Van het slachten van een varken weet ik nog dat mijn broertjes vochten
om het mogen kussen van het varken z'n kont, want die dat durfde kreeg
de blaas, die gespannen werd op
een emmer en tot trom werd gebombardeerd. Ook moesten we een paar dagen
(?) tegen dat varken aankijken, dat dan gespannen was op de leer in de
bijkeuken, om te "versterven". M'n moeder had het dan
vreselijk druk met zult maken en bloedworst en, nadat het varken was
kleingesneden, met vet spek uitbraden (heerlijke kaantjes) en winnen van
reuzel. Ook weckte ze heel veel vlees en werden mooie stukken in de
schouw gehangen om te roken.
Balkenbrij maakte ze en ook ik nog, door een flink stuk doorregen spek
gaar
te koken net onder water (b.v.500 gr.)
Het
magere deel snijd ik op de boterham met peper en zout. Het zwoerd met
vet gedeelte kleinsnijden. Met zout, peper, vleeskruiden en kruidnagel
vermengd gaat dat in
het kookvocht, samen met een gesnipperd uitje.
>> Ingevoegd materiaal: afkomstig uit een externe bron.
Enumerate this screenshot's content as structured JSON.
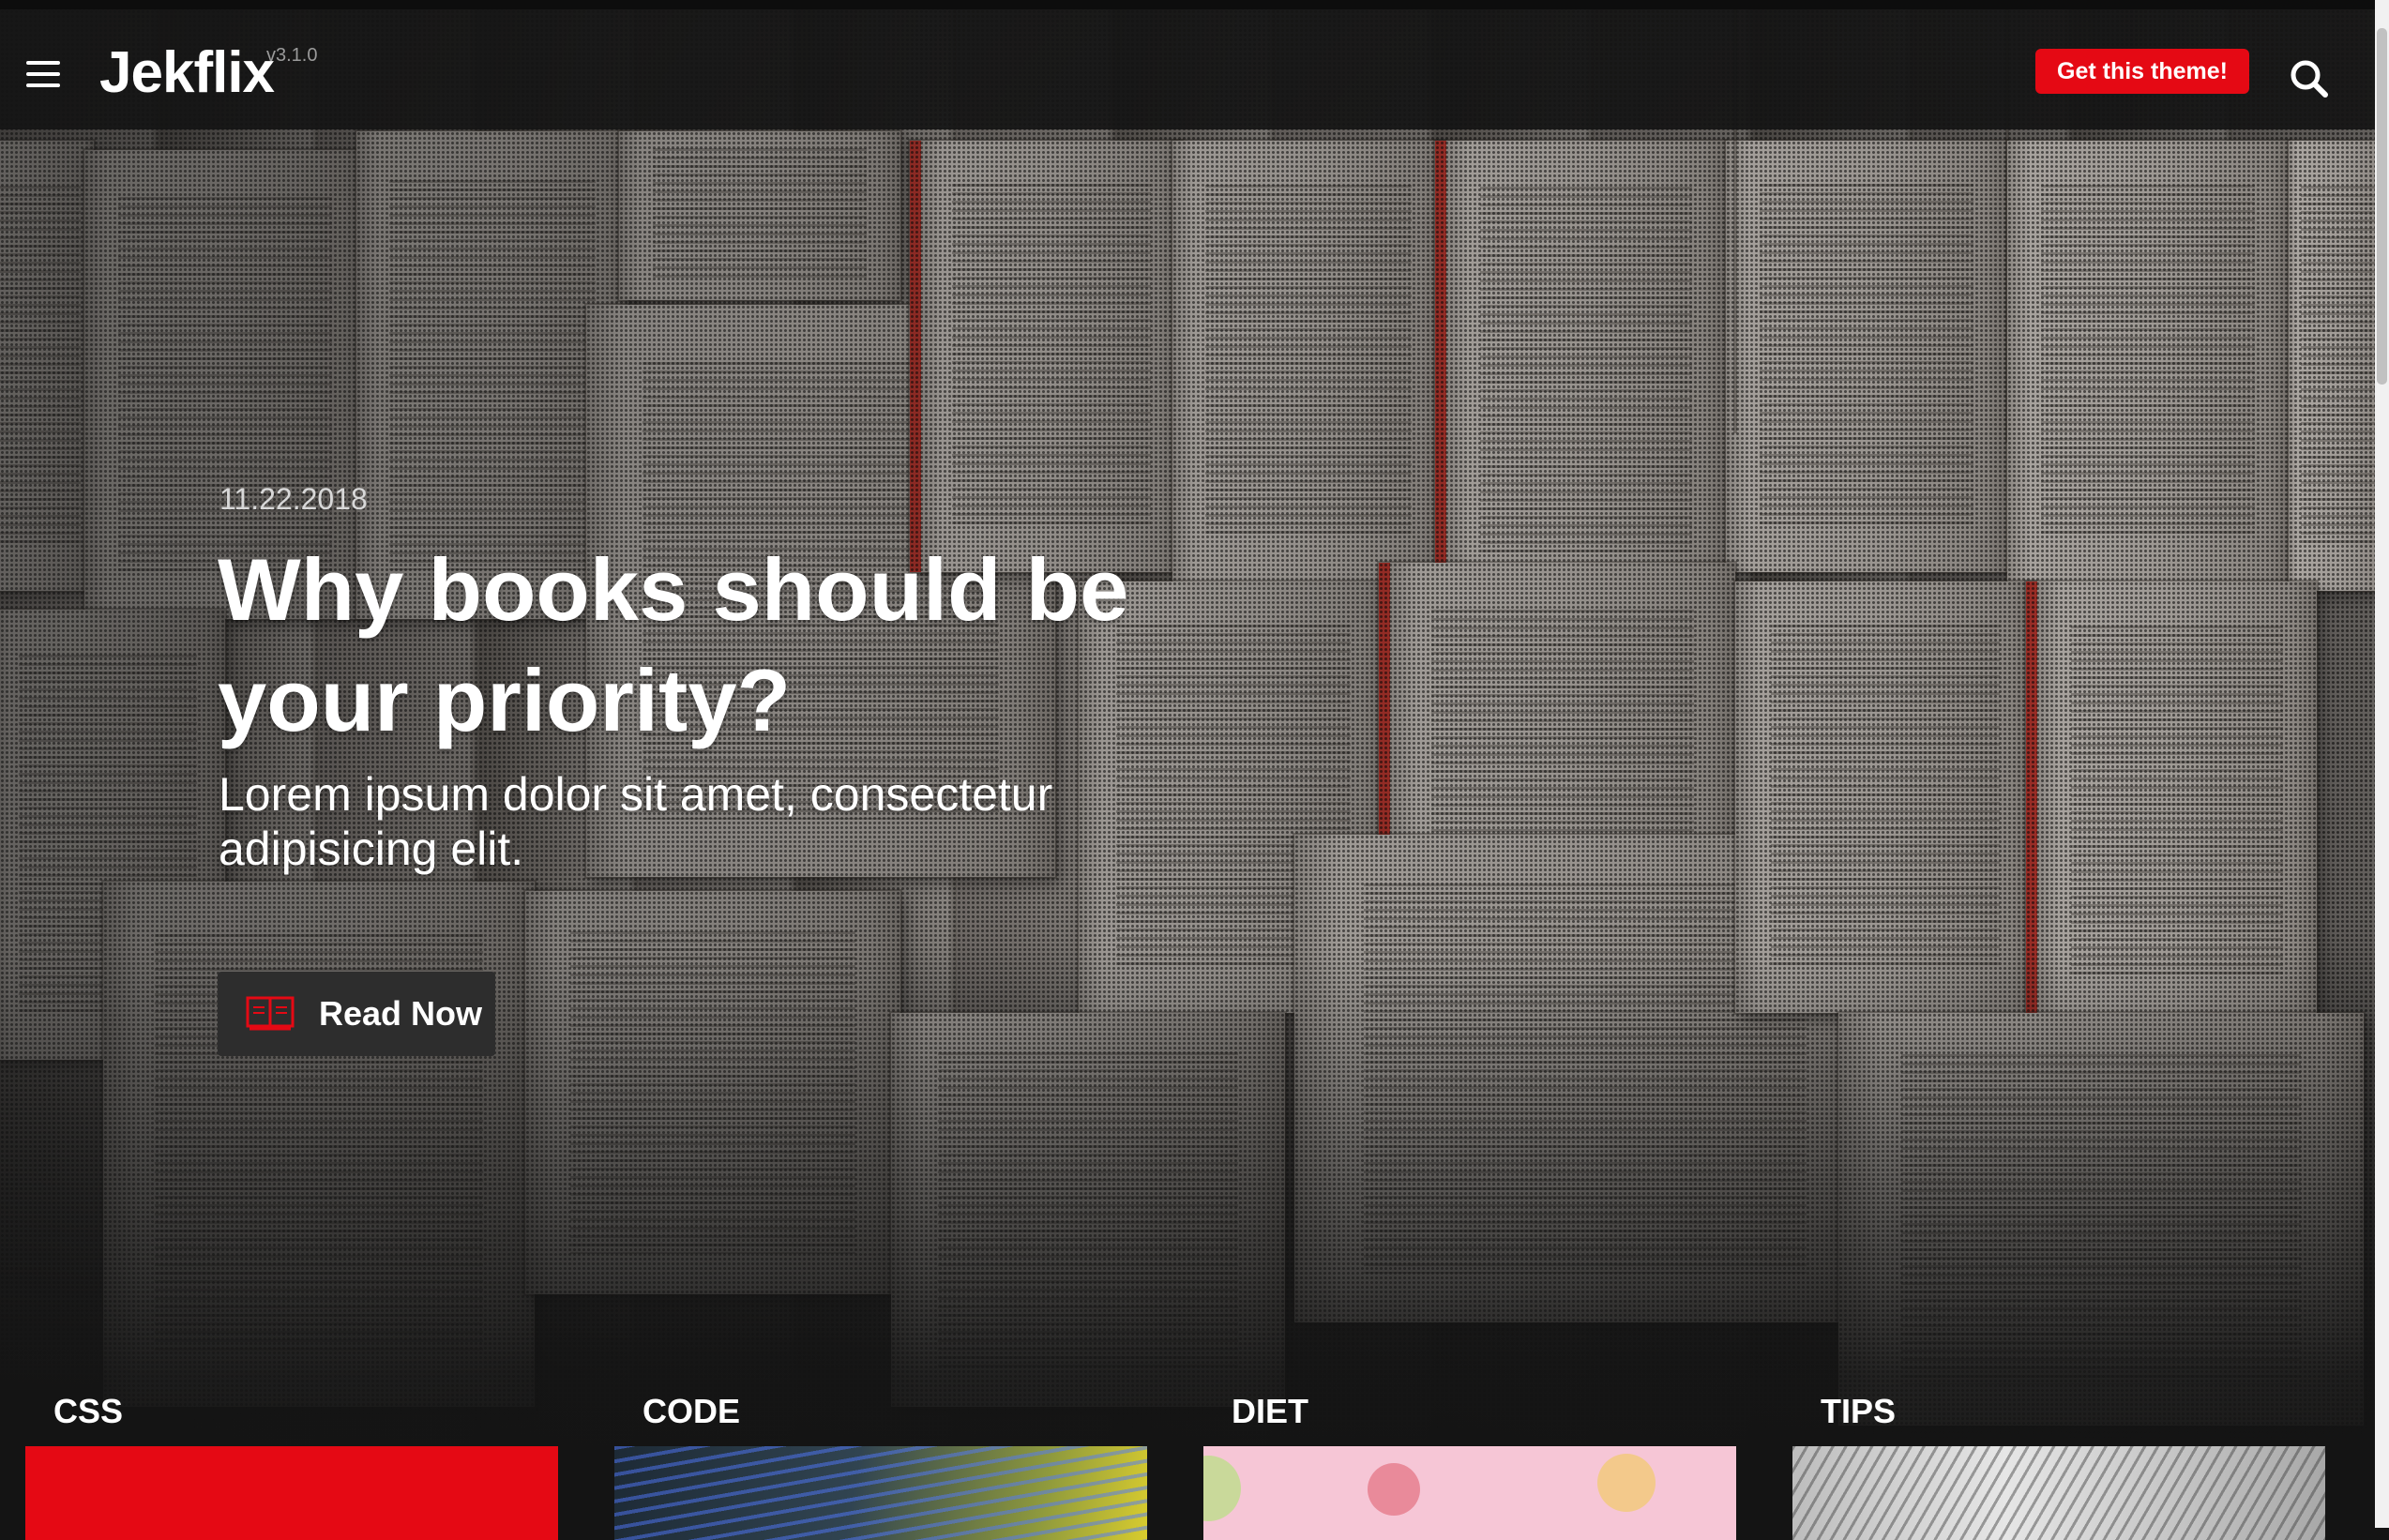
{
  "header": {
    "logo": "Jekflix",
    "version": "v3.1.0",
    "cta_label": "Get this theme!",
    "icons": {
      "menu": "hamburger-menu-icon",
      "search": "search-icon"
    }
  },
  "hero": {
    "date": "11.22.2018",
    "title": "Why books should be your priority?",
    "description": "Lorem ipsum dolor sit amet, consectetur adipisicing elit.",
    "button_label": "Read Now",
    "button_icon": "book-icon"
  },
  "categories": [
    {
      "label": "CSS"
    },
    {
      "label": "CODE"
    },
    {
      "label": "DIET"
    },
    {
      "label": "TIPS"
    }
  ],
  "colors": {
    "accent": "#e50914",
    "background": "#141414",
    "button_dark": "#2d2d2d"
  }
}
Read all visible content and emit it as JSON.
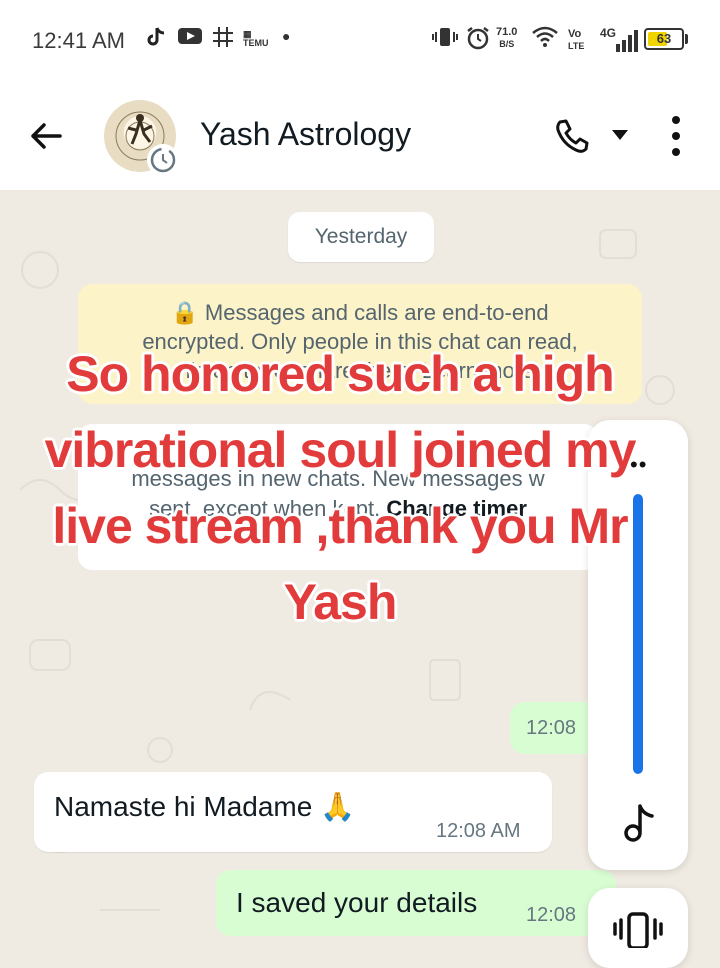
{
  "status_bar": {
    "time": "12:41 AM",
    "net_speed_value": "71.0",
    "net_speed_unit": "B/S",
    "volte_top": "Vo",
    "volte_bottom": "LTE",
    "network": "4G",
    "battery": "63",
    "battery_level_percent": 63,
    "icons": [
      "tiktok-icon",
      "youtube-icon",
      "grid-icon",
      "temu-icon",
      "dot-icon",
      "vibrate-icon",
      "alarm-icon",
      "wifi-icon",
      "signal-icon",
      "battery-icon"
    ]
  },
  "header": {
    "contact_name": "Yash Astrology",
    "icons": [
      "back-arrow-icon",
      "avatar",
      "call-icon",
      "dropdown-caret-icon",
      "more-vert-icon"
    ]
  },
  "chat": {
    "date_chip": "Yesterday",
    "encryption_notice_line1": "🔒 Messages and calls are end-to-end",
    "encryption_notice_line2": "encrypted. Only people in this chat can read,",
    "encryption_notice_line3": "listen to, or share them. Learn more",
    "timer_notice_line1": "messages in new chats. New messages w",
    "timer_notice_line2": "sent, except when kept.",
    "timer_notice_link": "Change timer",
    "messages": [
      {
        "direction": "outgoing",
        "text": "",
        "time": "12:08"
      },
      {
        "direction": "incoming",
        "text": "Namaste hi Madame 🙏",
        "time": "12:08 AM"
      },
      {
        "direction": "outgoing",
        "text": "I saved your details",
        "time": "12:08"
      }
    ]
  },
  "side_panel": {
    "dots": "••",
    "progress_percent": 100,
    "icons": [
      "music-note-icon",
      "vibrate-icon"
    ]
  },
  "overlay": {
    "line1": "So honored such a high",
    "line2": "vibrational soul joined my",
    "line3": "live stream ,thank you Mr",
    "line4": "Yash"
  },
  "colors": {
    "chat_background": "#efeae2",
    "outgoing_bubble": "#d9fdd3",
    "incoming_bubble": "#ffffff",
    "encryption_notice_bg": "#fdf3c8",
    "overlay_text": "#e23b3b",
    "progress": "#1a73e8",
    "battery": "#f1d300"
  }
}
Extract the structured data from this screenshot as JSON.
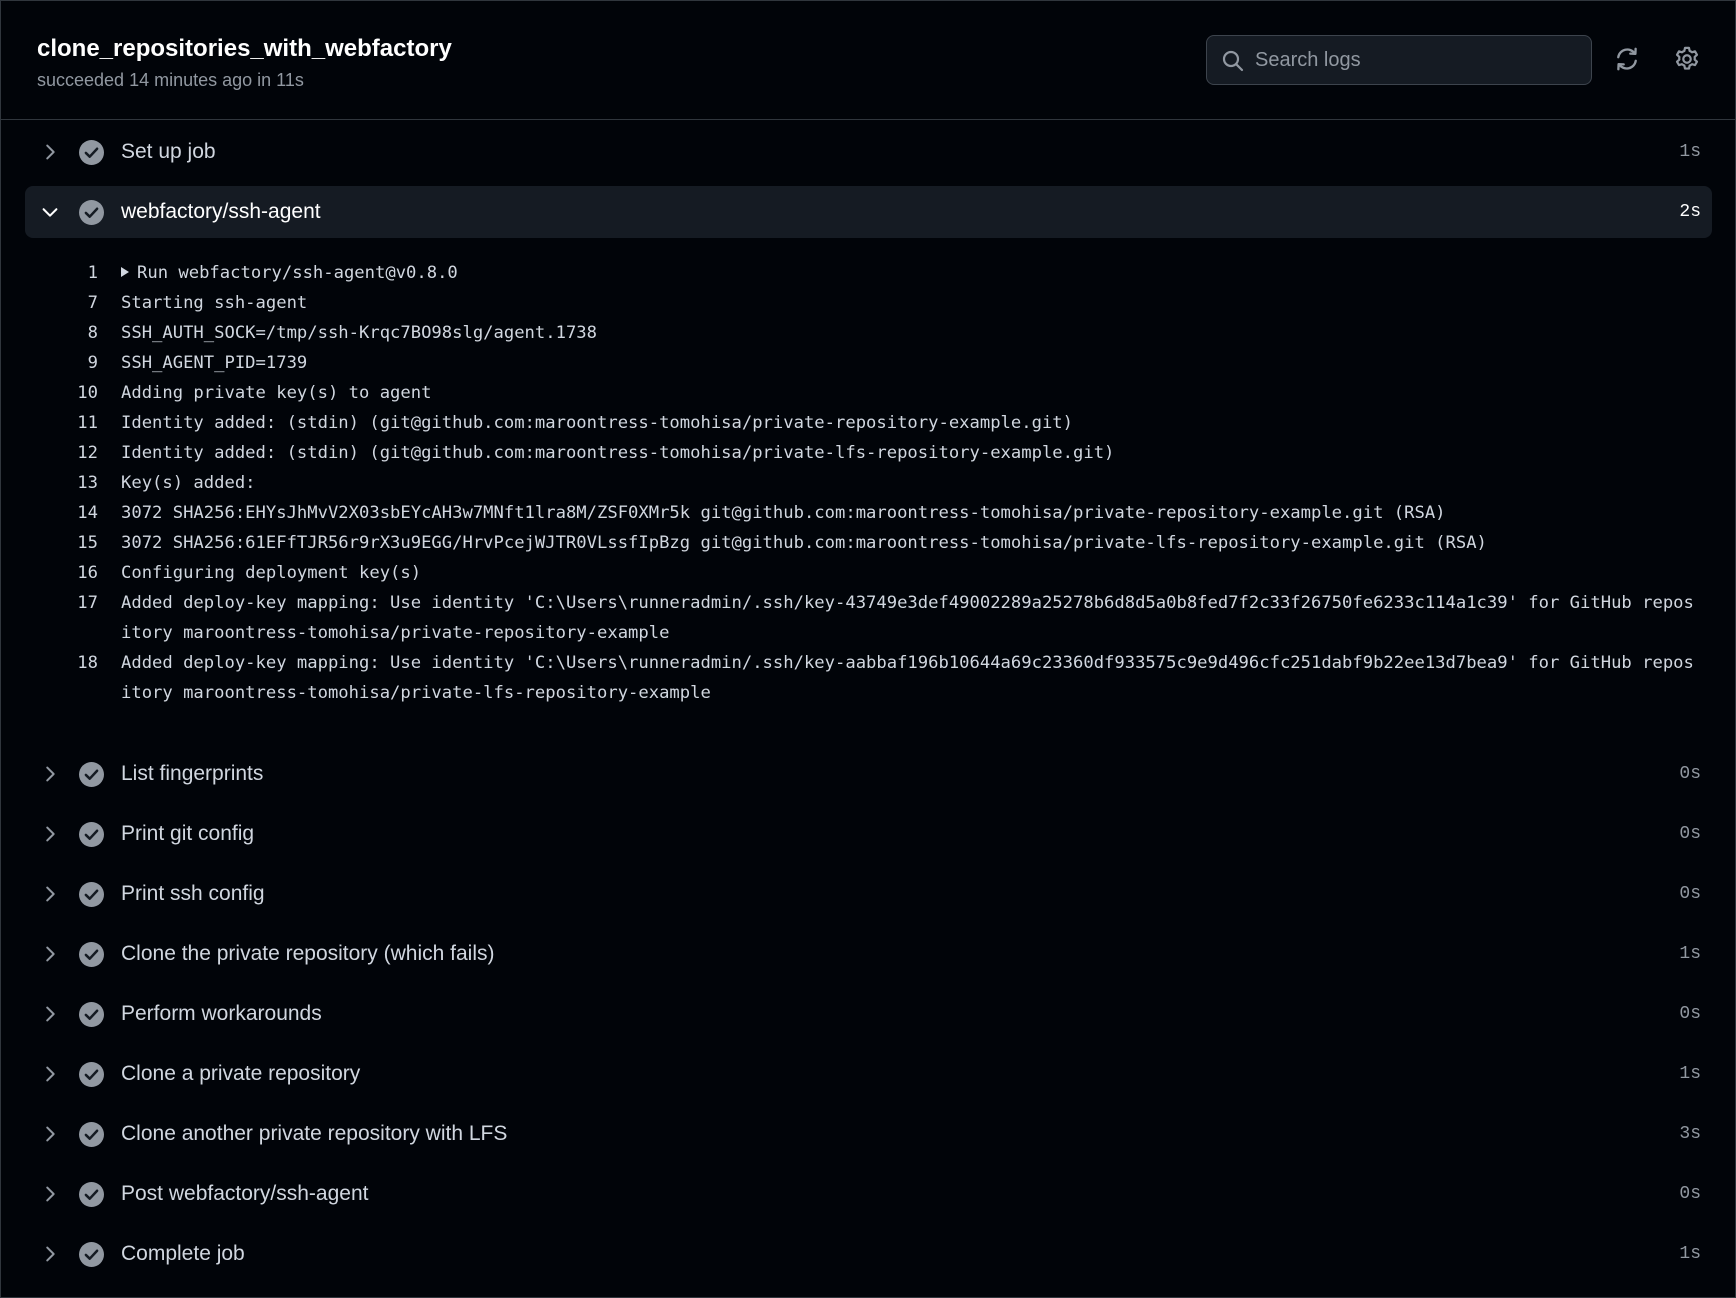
{
  "job": {
    "title": "clone_repositories_with_webfactory",
    "status": "succeeded 14 minutes ago in 11s"
  },
  "search": {
    "placeholder": "Search logs",
    "icon": "search-icon"
  },
  "toolbar": {
    "refresh_icon": "refresh-icon",
    "settings_icon": "gear-icon"
  },
  "colors": {
    "background": "#010409",
    "expanded_row": "#151b23",
    "success_check": "#9198a1"
  },
  "steps": [
    {
      "name": "Set up job",
      "duration": "1s",
      "expanded": false
    },
    {
      "name": "webfactory/ssh-agent",
      "duration": "2s",
      "expanded": true
    },
    {
      "name": "List fingerprints",
      "duration": "0s",
      "expanded": false
    },
    {
      "name": "Print git config",
      "duration": "0s",
      "expanded": false
    },
    {
      "name": "Print ssh config",
      "duration": "0s",
      "expanded": false
    },
    {
      "name": "Clone the private repository (which fails)",
      "duration": "1s",
      "expanded": false
    },
    {
      "name": "Perform workarounds",
      "duration": "0s",
      "expanded": false
    },
    {
      "name": "Clone a private repository",
      "duration": "1s",
      "expanded": false
    },
    {
      "name": "Clone another private repository with LFS",
      "duration": "3s",
      "expanded": false
    },
    {
      "name": "Post webfactory/ssh-agent",
      "duration": "0s",
      "expanded": false
    },
    {
      "name": "Complete job",
      "duration": "1s",
      "expanded": false
    }
  ],
  "log_lines": [
    {
      "n": "1",
      "text": "Run webfactory/ssh-agent@v0.8.0",
      "group": true
    },
    {
      "n": "7",
      "text": "Starting ssh-agent"
    },
    {
      "n": "8",
      "text": "SSH_AUTH_SOCK=/tmp/ssh-Krqc7BO98slg/agent.1738"
    },
    {
      "n": "9",
      "text": "SSH_AGENT_PID=1739"
    },
    {
      "n": "10",
      "text": "Adding private key(s) to agent"
    },
    {
      "n": "11",
      "text": "Identity added: (stdin) (git@github.com:maroontress-tomohisa/private-repository-example.git)"
    },
    {
      "n": "12",
      "text": "Identity added: (stdin) (git@github.com:maroontress-tomohisa/private-lfs-repository-example.git)"
    },
    {
      "n": "13",
      "text": "Key(s) added:"
    },
    {
      "n": "14",
      "text": "3072 SHA256:EHYsJhMvV2X03sbEYcAH3w7MNft1lra8M/ZSF0XMr5k git@github.com:maroontress-tomohisa/private-repository-example.git (RSA)"
    },
    {
      "n": "15",
      "text": "3072 SHA256:61EFfTJR56r9rX3u9EGG/HrvPcejWJTR0VLssfIpBzg git@github.com:maroontress-tomohisa/private-lfs-repository-example.git (RSA)"
    },
    {
      "n": "16",
      "text": "Configuring deployment key(s)"
    },
    {
      "n": "17",
      "text": "Added deploy-key mapping: Use identity 'C:\\Users\\runneradmin/.ssh/key-43749e3def49002289a25278b6d8d5a0b8fed7f2c33f26750fe6233c114a1c39' for GitHub repository maroontress-tomohisa/private-repository-example"
    },
    {
      "n": "18",
      "text": "Added deploy-key mapping: Use identity 'C:\\Users\\runneradmin/.ssh/key-aabbaf196b10644a69c23360df933575c9e9d496cfc251dabf9b22ee13d7bea9' for GitHub repository maroontress-tomohisa/private-lfs-repository-example"
    }
  ]
}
Al flink roerend
boekweitmeel
toevoegen tot de massa zo stijf is dat een houten lepel er in blijft
staan.
(Nog even de smaak controleren).
De
massa overdoen in een met bloem bestoven schaal en af laten koelen. Dan
in plakken snijden van ong.1 cm. en deze bakken.
Mijn
man is Amsterdammer en at zelfs tulpenbollen, maar in de Kerstnacht
maakte zijn vader balkenbrij!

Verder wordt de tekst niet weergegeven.